I was having the same issue and switched to the MiMalloc allocator. It releases memory instantly - from 2GB when underload back to 50MB when idle, constrast to the default allocator which peaks at 3GB and 1.7GB when idle. MiMalloc does not only consume less memory but also performs better in my case, bench tested both on my Linux machine and Docker container with resource limited to 1CPU 1GB. I think I’m going to stick with MiMalloc for now.

Did anyone ever resolve this?

If it does appear that the application is explicitly holding onto allocated memory for too long, jemalloc also has profiling features you can use to see what sections of code are performing those allocations: https://github.com/jemalloc/jemalloc/wiki/Use-Case%3A-Leak-Checking

I can reproduce similar behavior with the system allocator as well as mimalloc; but if we’re going to fix this, we’ll need to get a lot more detailed about the specific behavior that exasperates the problem.
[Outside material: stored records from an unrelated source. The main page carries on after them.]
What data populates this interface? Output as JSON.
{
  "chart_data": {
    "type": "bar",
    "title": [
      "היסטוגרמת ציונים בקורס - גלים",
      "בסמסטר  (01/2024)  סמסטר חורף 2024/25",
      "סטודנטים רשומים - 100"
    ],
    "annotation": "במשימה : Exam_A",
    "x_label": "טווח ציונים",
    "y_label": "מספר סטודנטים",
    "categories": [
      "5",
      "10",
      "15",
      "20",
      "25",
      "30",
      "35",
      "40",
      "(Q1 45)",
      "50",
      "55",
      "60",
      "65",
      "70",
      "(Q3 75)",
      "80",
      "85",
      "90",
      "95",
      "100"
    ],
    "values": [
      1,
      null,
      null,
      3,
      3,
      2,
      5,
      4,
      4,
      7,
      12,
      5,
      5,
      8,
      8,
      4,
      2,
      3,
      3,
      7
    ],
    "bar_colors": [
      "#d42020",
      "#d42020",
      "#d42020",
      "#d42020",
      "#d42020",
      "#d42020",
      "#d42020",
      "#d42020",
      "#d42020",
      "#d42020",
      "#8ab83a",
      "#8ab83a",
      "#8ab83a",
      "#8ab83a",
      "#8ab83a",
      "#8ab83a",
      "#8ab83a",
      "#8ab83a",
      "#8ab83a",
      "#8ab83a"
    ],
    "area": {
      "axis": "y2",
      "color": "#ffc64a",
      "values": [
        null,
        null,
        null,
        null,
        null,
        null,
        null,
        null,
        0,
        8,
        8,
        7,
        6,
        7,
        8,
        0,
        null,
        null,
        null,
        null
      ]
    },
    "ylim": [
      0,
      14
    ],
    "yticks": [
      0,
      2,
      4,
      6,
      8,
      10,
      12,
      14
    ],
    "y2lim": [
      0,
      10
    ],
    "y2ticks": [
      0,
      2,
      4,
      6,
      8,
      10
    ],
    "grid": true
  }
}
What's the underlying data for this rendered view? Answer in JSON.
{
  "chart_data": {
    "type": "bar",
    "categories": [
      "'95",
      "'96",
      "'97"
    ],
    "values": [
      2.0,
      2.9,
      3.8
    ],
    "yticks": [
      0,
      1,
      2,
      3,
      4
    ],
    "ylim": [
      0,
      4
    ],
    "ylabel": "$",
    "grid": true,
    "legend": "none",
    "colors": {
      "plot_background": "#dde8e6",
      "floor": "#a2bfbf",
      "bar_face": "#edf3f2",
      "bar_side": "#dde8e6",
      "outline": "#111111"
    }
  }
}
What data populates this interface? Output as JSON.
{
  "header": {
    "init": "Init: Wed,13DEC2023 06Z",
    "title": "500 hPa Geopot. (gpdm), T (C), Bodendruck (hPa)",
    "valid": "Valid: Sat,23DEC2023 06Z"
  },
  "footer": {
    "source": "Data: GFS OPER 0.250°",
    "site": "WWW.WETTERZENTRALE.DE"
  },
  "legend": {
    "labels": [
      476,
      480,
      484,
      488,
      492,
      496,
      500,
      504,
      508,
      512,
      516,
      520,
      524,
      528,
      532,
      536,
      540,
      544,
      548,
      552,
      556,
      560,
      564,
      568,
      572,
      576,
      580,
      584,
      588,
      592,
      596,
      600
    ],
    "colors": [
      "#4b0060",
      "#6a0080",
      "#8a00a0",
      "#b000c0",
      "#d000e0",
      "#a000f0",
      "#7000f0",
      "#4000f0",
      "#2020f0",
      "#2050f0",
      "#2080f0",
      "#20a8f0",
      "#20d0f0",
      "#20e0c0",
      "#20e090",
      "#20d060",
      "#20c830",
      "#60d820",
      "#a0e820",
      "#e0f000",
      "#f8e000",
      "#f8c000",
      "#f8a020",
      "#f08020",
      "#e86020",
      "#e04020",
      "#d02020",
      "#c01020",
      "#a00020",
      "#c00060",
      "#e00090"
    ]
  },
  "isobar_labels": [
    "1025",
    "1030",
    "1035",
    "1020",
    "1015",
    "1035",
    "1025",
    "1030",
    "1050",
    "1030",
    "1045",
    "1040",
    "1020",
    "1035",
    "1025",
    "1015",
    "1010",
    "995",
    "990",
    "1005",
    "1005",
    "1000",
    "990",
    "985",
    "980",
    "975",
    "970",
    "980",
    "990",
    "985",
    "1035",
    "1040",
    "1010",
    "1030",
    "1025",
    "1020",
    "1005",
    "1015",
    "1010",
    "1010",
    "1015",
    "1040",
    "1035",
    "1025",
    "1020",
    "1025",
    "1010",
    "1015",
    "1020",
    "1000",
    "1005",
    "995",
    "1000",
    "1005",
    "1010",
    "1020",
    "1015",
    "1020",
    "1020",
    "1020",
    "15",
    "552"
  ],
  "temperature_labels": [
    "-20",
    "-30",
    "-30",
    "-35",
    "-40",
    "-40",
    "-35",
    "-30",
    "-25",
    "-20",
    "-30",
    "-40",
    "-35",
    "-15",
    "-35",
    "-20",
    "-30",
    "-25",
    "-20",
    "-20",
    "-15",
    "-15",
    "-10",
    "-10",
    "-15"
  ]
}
I’m curious if this can be reproduced in an application that uses Tokio but not Hyper. Hyper is going to spawn a task for every connection (basically). If we write a program that spawns 10s of thousands of tasks concurrently and then sits for some amount of time does the OS reclaim memory or does the process’s RSS remain at its peak?

I also think that it’s more of a tokio issue rather than hyper and it will be very interesting to try what you’ve suggested. I noticed that it happens to me only when I’m doing some expensive operation, like serializing huge payload before sending it back to the client. My case is that on requests, I fetch some huge payload from some other server (with reqwest). If I don’t do anything with the result and just send back to the client hello for example, the memory will stay alright. If I try to deserialize the payload with serde_json the memory will stack up little by little per every request. Something like this:

pub async fn get_data_route(Extension(client): Extension<Arc<MyClient>>) -> impl IntoResponse {
    // fetching huge payload
    let res = client
        .body(...)
	.send()
	.await
        .unwrap();

   // without this part the memory seems to be stable
   let data = res.json::<Foo>().await.unwrap();

   (StatusCode::OK, Json("hello world"))
}

or it could be an issue with hyper here: https://github.com/hyperium/hyper/blob/master/src/body/to_bytes.rs#L46 since it’s been called from the json method.

It could also be that there’s a general problem with spawning tasks, I’m wondering how it works with tokio_uring

Hello there!

I have the same problem with async-graphql + warp. On Linux, memory doesn’t return to the system. But if I launch program on Windows, memory return to normal (docker-desktop on Windows doesn’t return memory too). jemalloc doesn’t solve a problem.